• Preacher, thriller métaphysique jouissif et blasphématoire
Série bd culte aux États Unis, "Preacher" est au monde des comics ce que Lynch est à Lelouch, la Vodka au Beaujolais nouveau, Philippe K. Dick à la SF, Bukowski à Marc Lévy ou Maurice Dantec à Anne Galvada. Plus vicieux, plus tordu, plus bizarre et délibérément plus transgressif. À ne pas mettre bien sûr entre toutes les mains. Ça jure et ça blasphème à quasi toutes les pages, ça ne respecte quasiment rien, ça charcle comme du Tarantino sous acides.
Les méchants sont affligés des perversions les plus abominables, et les héros ne valent pas beaucoup mieux. À commencer par le Révérend Jesse Custer.
Investi par une entité d'une puissance équivalente à celle de Dieu - née de l'histoire d'amour illicite entre un ange et une démone- il décide d'aller trouver le Créateur pour lui demander des comptes. À sa décharge, sa vocation a été quelque peu forcée par une grand-mère littéralement diabolique et ses âmes damnées. Ses alliés : son ex petite-amie, devenue entretemps tueuse professionnelle ; un vampire irlandais qui ne boit pas que du sang, affectionne l'insulte amicale et l'humour caustique, qui se révélera son plus sûr ami.
C'est quasi une règle d'or pour toute création fantasmagorique : pour obtenir du lecteur -ou du spectateur- une pleine "suspension d'incrédulité", il importe que les protagonistes du récit aient du corps, et que leur environnement soit crédible.
Et de ce point de vue, la contrainte était forte vu le point de départ assez délirant de Preacher. Le contrat est pourtant rempli au plus que parfait. Les personnages sont d'une formidable densité. Les héros extrêmement attachants en dépit de leurs travers, les méchants abominables. Le monde dans lequel ils évoluent existe. Quant à "l'autre monde", le parti-pris de le traiter de manière concrète et très frontale, entre ses adéphins en bisbille administrative avec les séraphins, son dieu mégalomane, et son "saint des tueurs" qui semble échappé d'un western de Sam Peckinpah, se révèle au bout du compte extrêmement payant.
À ces contraintes, le scénariste Garth Ennis en ajoute une autre : la vitesse. Un pari plutôt gonflé pour une série qui compte soixante-dix épisodes !
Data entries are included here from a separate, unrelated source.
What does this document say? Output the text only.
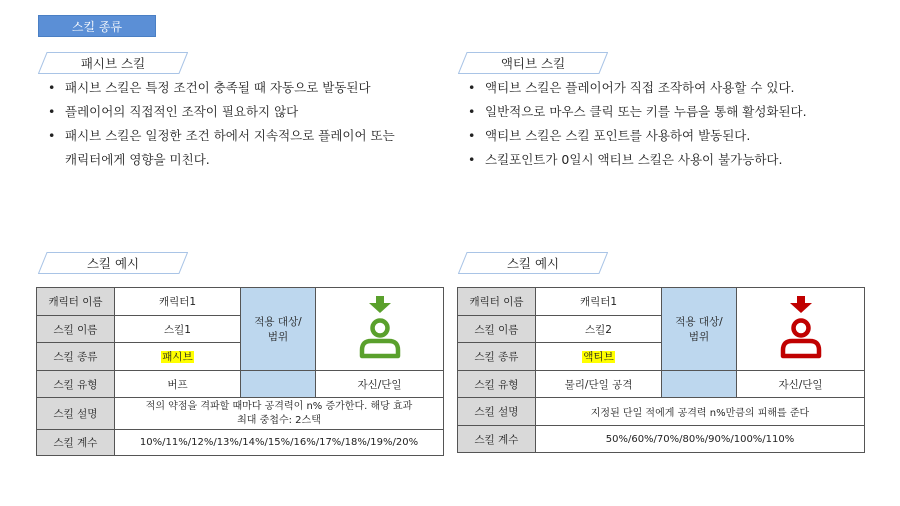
스킬 종류
패시브 스킬	액티브 스킬
• 패시브 스킬은 특정 조건이 충족될 때 자동으로 발동된다
• 플레이어의 직접적인 조작이 필요하지 않다
• 패시브 스킬은 일정한 조건 하에서 지속적으로 플레이어 또는
캐릭터에게 영향을 미친다.
• 액티브 스킬은 플레이어가 직접 조작하여 사용할 수 있다.
• 일반적으로 마우스 클릭 또는 키를 누름을 통해 활성화된다.
• 액티브 스킬은 스킬 포인트를 사용하여 발동된다.
• 스킬포인트가 0일시 액티브 스킬은 사용이 불가능하다.
스킬 예시	스킬 예시
캐릭터 이름	캐릭터1	적용 대상/
범위	
스킬 이름	스킬1		
스킬 종류	패시브		
스킬 유형	버프		자신/단일
스킬 설명	적의 약점을 격파할 때마다 공격력이 n% 증가한다. 해당 효과
최대 중첩수: 2스택		

스킬 계수	10%/11%/12%/13%/14%/15%/16%/17%/18%/19%/20%		
캐릭터 이름	캐릭터1	적용 대상/
범위	
스킬 이름	스킬2		
스킬 종류	액티브		
스킬 유형	물리/단일 공격		자신/단일
스킬 설명	지정된 단일 적에게 공격력 n%만큼의 피해를 준다		
스킬 계수	50%/60%/70%/80%/90%/100%/110%		
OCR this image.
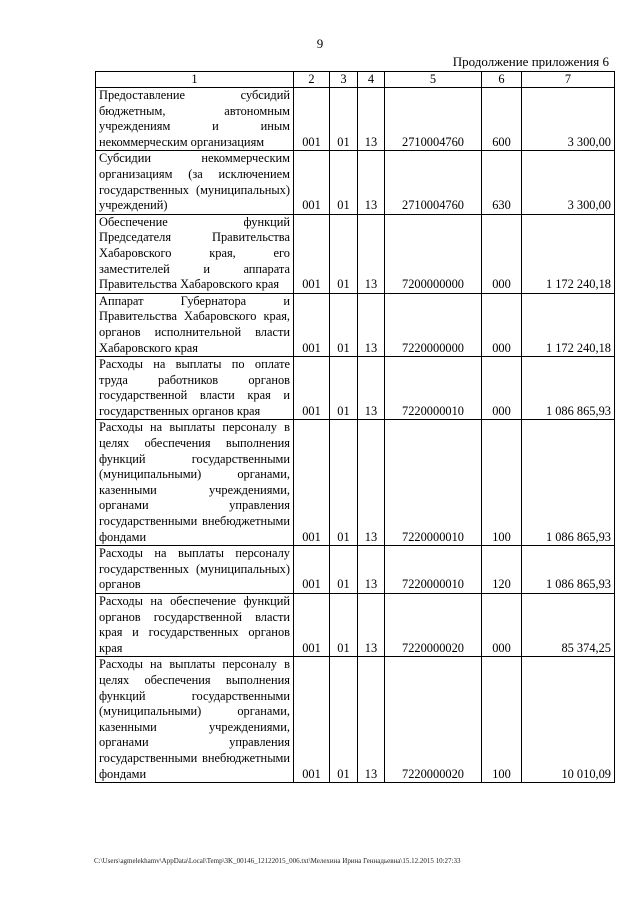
9
Продолжение приложения 6
1	2	3	4	5	6	7
Предоставление субсидий бюджетным, автономным учреждениям и иным некоммерческим организациям	001	01	13	2710004760	600	3 300,00
Субсидии некоммерческим организациям (за исключением государственных (муниципальных) учреждений)	001	01	13	2710004760	630	3 300,00
Обеспечение функций Председателя Правительства Хабаровского края, его заместителей и аппарата Правительства Хабаровского края	001	01	13	7200000000	000	1 172 240,18
Аппарат Губернатора и Правительства Хабаровского края, органов исполнительной власти Хабаровского края	001	01	13	7220000000	000	1 172 240,18
Расходы на выплаты по оплате труда работников органов государственной власти края и государственных органов края	001	01	13	7220000010	000	1 086 865,93
Расходы на выплаты персоналу в целях обеспечения выполнения функций государственными (муниципальными) органами, казенными учреждениями, органами управления государственными внебюджетными фондами	001	01	13	7220000010	100	1 086 865,93
Расходы на выплаты персоналу государственных (муниципальных) органов	001	01	13	7220000010	120	1 086 865,93
Расходы на обеспечение функций органов государственной власти края и государственных органов края	001	01	13	7220000020	000	85 374,25
Расходы на выплаты персоналу в целях обеспечения выполнения функций государственными (муниципальными) органами, казенными учреждениями, органами управления государственными внебюджетными фондами	001	01	13	7220000020	100	10 010,09
C:\Users\agmelekhamv\AppData\Local\Temp\3K_00146_12122015_006.txt\Мелехина Ирина Геннадьевна\15.12.2015 10:27:33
Gageure infernale que tenir le tempo sur la distance, sans être rejoint par le démon de la précipitation ou pire celui du bâclage. Notre homme s'en acquitte haut la main, menant en quasi-permanence son récit pied au plancher sans que jamais le lecteur ne ressente l'effort. Il n'en ménage pas moins, en un miracle d'équilibre, le temps pour camper ses ambiances et ses personnages, s'offre parfois des arrêts sur image pour revenir sur leur parcours.
Le terme si galvaudé "Thriller métaphysique" semble avoir été inventé pour "Preacher". Car c'est exactement de cela qu'il s'agit, dans la plus noble acceptation du terme. Il serait toutefois injuste de minimiser le rôle de Steve Dillon dans cette réussite éclatante. Le dessinateur opte pour un certain nombre de partis pris qui en font le parfait binôme de Garth Ennis. Le trait est net et précis, sans aller jusqu'à un ultraréalisme qui eût nui à la teneur de récit. À l'inverse des héros sombres et torturés, le dessin lumineux surprend. Il était en fait le seul choix possible. La forte caractérisation physique de ses bad boys contribue de plus grandement à la fluidité du récit.
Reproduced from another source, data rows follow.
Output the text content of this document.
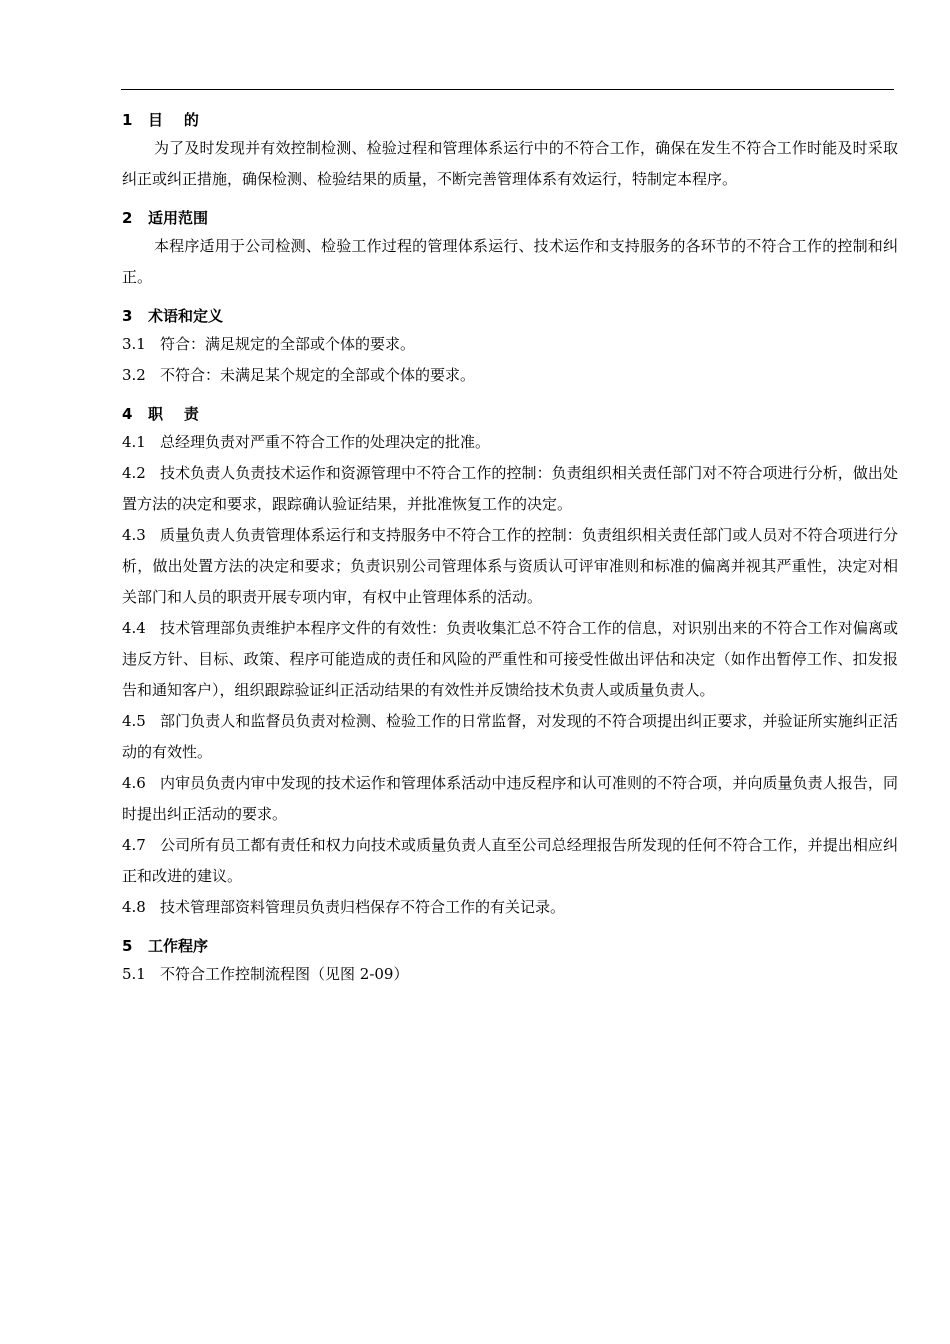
1 目    的

为了及时发现并有效控制检测、检验过程和管理体系运行中的不符合工作，确保在发生不符合工作时能及时采取纠正或纠正措施，确保检测、检验结果的质量，不断完善管理体系有效运行，特制定本程序。

2 适用范围

本程序适用于公司检测、检验工作过程的管理体系运行、技术运作和支持服务的各环节的不符合工作的控制和纠正。

3 术语和定义

3.1 符合：满足规定的全部或个体的要求。

3.2 不符合：未满足某个规定的全部或个体的要求。

4 职    责

4.1 总经理负责对严重不符合工作的处理决定的批准。

4.2 技术负责人负责技术运作和资源管理中不符合工作的控制：负责组织相关责任部门对不符合项进行分析，做出处置方法的决定和要求，跟踪确认验证结果，并批准恢复工作的决定。

4.3 质量负责人负责管理体系运行和支持服务中不符合工作的控制：负责组织相关责任部门或人员对不符合项进行分析，做出处置方法的决定和要求；负责识别公司管理体系与资质认可评审准则和标准的偏离并视其严重性，决定对相关部门和人员的职责开展专项内审，有权中止管理体系的活动。

4.4 技术管理部负责维护本程序文件的有效性：负责收集汇总不符合工作的信息，对识别出来的不符合工作对偏离或违反方针、目标、政策、程序可能造成的责任和风险的严重性和可接受性做出评估和决定（如作出暂停工作、扣发报告和通知客户），组织跟踪验证纠正活动结果的有效性并反馈给技术负责人或质量负责人。

4.5 部门负责人和监督员负责对检测、检验工作的日常监督，对发现的不符合项提出纠正要求，并验证所实施纠正活动的有效性。

4.6 内审员负责内审中发现的技术运作和管理体系活动中违反程序和认可准则的不符合项，并向质量负责人报告，同时提出纠正活动的要求。

4.7 公司所有员工都有责任和权力向技术或质量负责人直至公司总经理报告所发现的任何不符合工作，并提出相应纠正和改进的建议。

4.8 技术管理部资料管理员负责归档保存不符合工作的有关记录。

5 工作程序

5.1 不符合工作控制流程图（见图 2-09）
La réédition intégrale de "Preacher", devenu depuis longtemps introuvable en France, dans la collection Vertigo est un événement de taille. Six albums de plus de 400 pages chacun, qui se dévorent avec un appétit féroce. Les deux premiers sont déjà disponibles. On attend avec impatience la suite. On peut en revanche émettre des doutes légitimes (mais -qui sait ?- peut-être infondés) sur l'adaptation télé de la série. Comment retranscrire sans trahir l'humour noir, l'insolence et les situations parfois extrêmes de Preacher ? Les premiers épisodes verront le jour mi 2016 aux USA, et il nous faudra vraiment le voir pour y croire.